02 Şubat 2010

Reemtsma diyor ki:

(Okunduğunda vay dedirten, düşünceyi tetikleyen, zihni işleten, o malum eşiği aştığını düşündüğüm alıntılardan böyle bir seri yapmaya çalışacağım. Malum, serisi olmayan blog olmaz. İlk parça da bu olsun.)
"Kurumsal görevlerini, izinli ile izinsiz arasındaki sınırı belirsizleştirmeksizin sürdüremeyen kurumlar da vardır, bunlar, bütün şiddet kurumlarına ait sorunun neredeyse bir paradoksa
dönüştüğü kurumlardır. Terör uygulamak için var olan kurumlardan söz ediyorum. Terör, uygarlığın bir parçasıdır, "doğal durum" şiddet içeren bir kaostur, terör değil. Ancak terör, "doğal durum"un bir momentini ödünç alır. Etkili terör, terörize edilenler için en üst düzeyde güvensizlik demektir. Yani terörize edilenler, terörün stratejisini anlayamayacak derecede sersemletilmelidir, yoksa karşı strateji geliştirebilecek güce sahip olabilirler. En üst düzeydeki bu güvensizlik, [...] [s]tratejik plana "öyle de olabilirlik" eklenirse [gerçekleştirilebilir;] ki bu [da] en iyi şekilde, terör uygulayıcılarının dizginlerinin biraz gevşetilmesiyle sağlanabilir. Dizginleri gevşetmek, yani ne yapacakları, nasıl yapacakları ve kime yapacakları konusunda onları serbest bırakmak... Terörist bir rejim, tabii ki bütün toplumsal gruplara karşı eşit derecede terörist değildir; ama terörün yöneldiği gruplar arasındaki sınırların bir miktar olsun belirsiz bırakılması tercih edilmektedir. Sonuçta hiç kimse, en kötü durumda kendisini neyin beklediğinden emin olmamalıdır.
Arjantin askeri diktatörlüğünün pratiği bize öğretici örnekler sunmaktadır. Terörün (ortadan kaybetme, işkence, öldürme) gerçek hedefi sol muhalefettir. Ancak askeri darbeden önce sol muhalefete dahil olmayan, ama serbest bıraktığınız an askeri teröre karşı muhalefet edebilecekleri de hedef alır. Bu, orduyla doğrudan ilişkisi olmayan kişiler, yani neredeyse herkes olabilir. Örneğin, bir arama-tarama harekâtının hedefi, siyasi kimliği bulunmayan bir grup da olabilir: Buenos Airesli lise öğrencileri ya da bütün avukatlar. Amaç gerçek karşıtları vurmak değil, bir işkencecinin ifadesiyle, "iktidarın bizde olduğunu" göstermektir. Kaçırılanlar rastgele tespit edilir, "seçilmez". Tespit, askeri polisin inisiyatifine de bırakılabilir, ancak anti-kurumsal keyfi eylemlerin inisiyatifi ele geçirmesine izin verilmez. Telefon rehberi alınır, kalemle herhangi bir adın üzerine işaret konulur ya da bir kural belirlenir: örneğin her onuncu kişi gibi. Bu, terörün etkisini güvence altına alan rastlantısallık momentinin, bireysel keyfiyet yoluyla gerçekleştirilmemesinin [...] bir örneğidir.

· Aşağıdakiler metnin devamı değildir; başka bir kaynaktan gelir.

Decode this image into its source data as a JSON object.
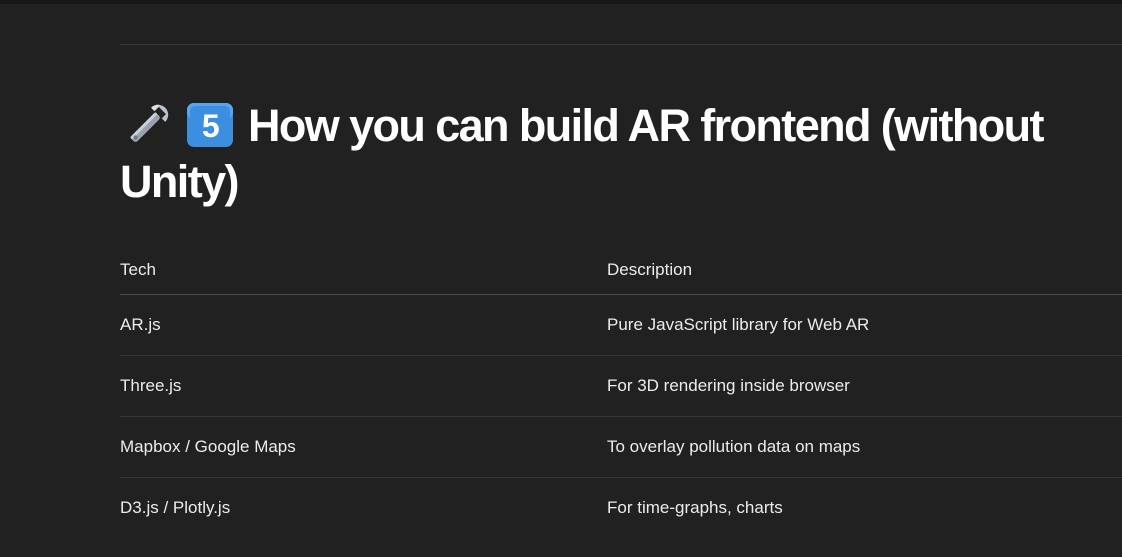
{
  "heading": {
    "icon_1": "wrench-icon",
    "icon_2": "keycap-five-icon",
    "keycap_digit": "5",
    "text": "How you can build AR frontend (without Unity)"
  },
  "table": {
    "columns": [
      "Tech",
      "Description"
    ],
    "rows": [
      {
        "tech": "AR.js",
        "description": "Pure JavaScript library for Web AR"
      },
      {
        "tech": "Three.js",
        "description": "For 3D rendering inside browser"
      },
      {
        "tech": "Mapbox / Google Maps",
        "description": "To overlay pollution data on maps"
      },
      {
        "tech": "D3.js / Plotly.js",
        "description": "For time-graphs, charts"
      }
    ]
  },
  "colors": {
    "background": "#212121",
    "text": "#ececec",
    "heading": "#ffffff",
    "keycap": "#3b8ee0",
    "wrench": "#b9c2cc"
  }
}
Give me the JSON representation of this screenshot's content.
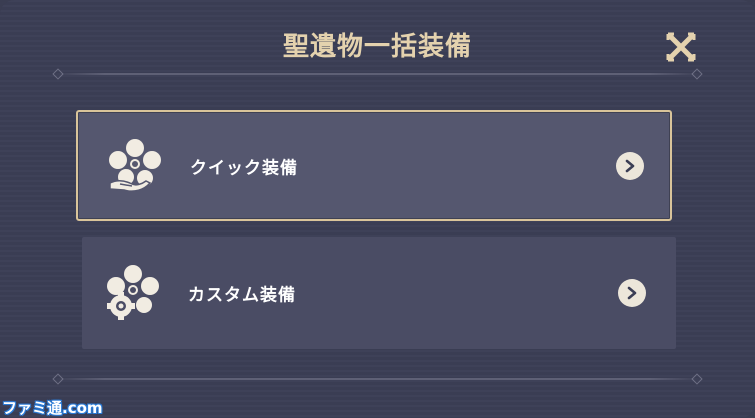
{
  "dialog": {
    "title": "聖遺物一括装備",
    "close_icon": "close-icon"
  },
  "options": [
    {
      "label": "クイック装備",
      "icon": "artifact-flower-hand-icon",
      "selected": true
    },
    {
      "label": "カスタム装備",
      "icon": "artifact-flower-gear-icon",
      "selected": false
    }
  ],
  "watermark": "ファミ通.com",
  "colors": {
    "background": "#3b3e55",
    "title": "#e4d2ae",
    "selected_border": "#d9c49a",
    "option_bg": "#55576f"
  }
}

Ama genelde bundan kaçınılamaz, normal yol budur. "Genelde" bu kurumlarda iki karşıt eğilim, izinli ve izinsiz olan arasındaki sınırı yeniden keskinleştirme denemeleri vardır ve bazen de iki eğilim ölümcül bir birlikte var olmayı sürdürürler. Kurumsal görüntünün korunma çabası ile neredeyse her şeyi yapabilme izninin, Alman toplama ve imha kamplarında olduğu kadar grotesk bir biçimde bir arada olduğu bir tarihsel örnek daha bulmak güçtür. [...] Toplama kamplarında dayak cezasının kamp komutanının, hatta kadın tutuklulara verilecek dayak cezasının doğrudan doğruya Himmler'in iznine tabi olduğu doğrudur. Ama hiyerarşide en alt basamakta olanın, hatta tutukluların kendi aralarından seçilen sorumluların bile istediği zaman istediğini öldürebildiği de doğrudur."
* Jan Philipp Reemtsma, Vahşeti Kavramak: İnsan Zulmünü Açıklama Denemeleri, Çev: E. Ateşman, İstanbul: Ayrıntı Yayınları, 1998, s. 41-42.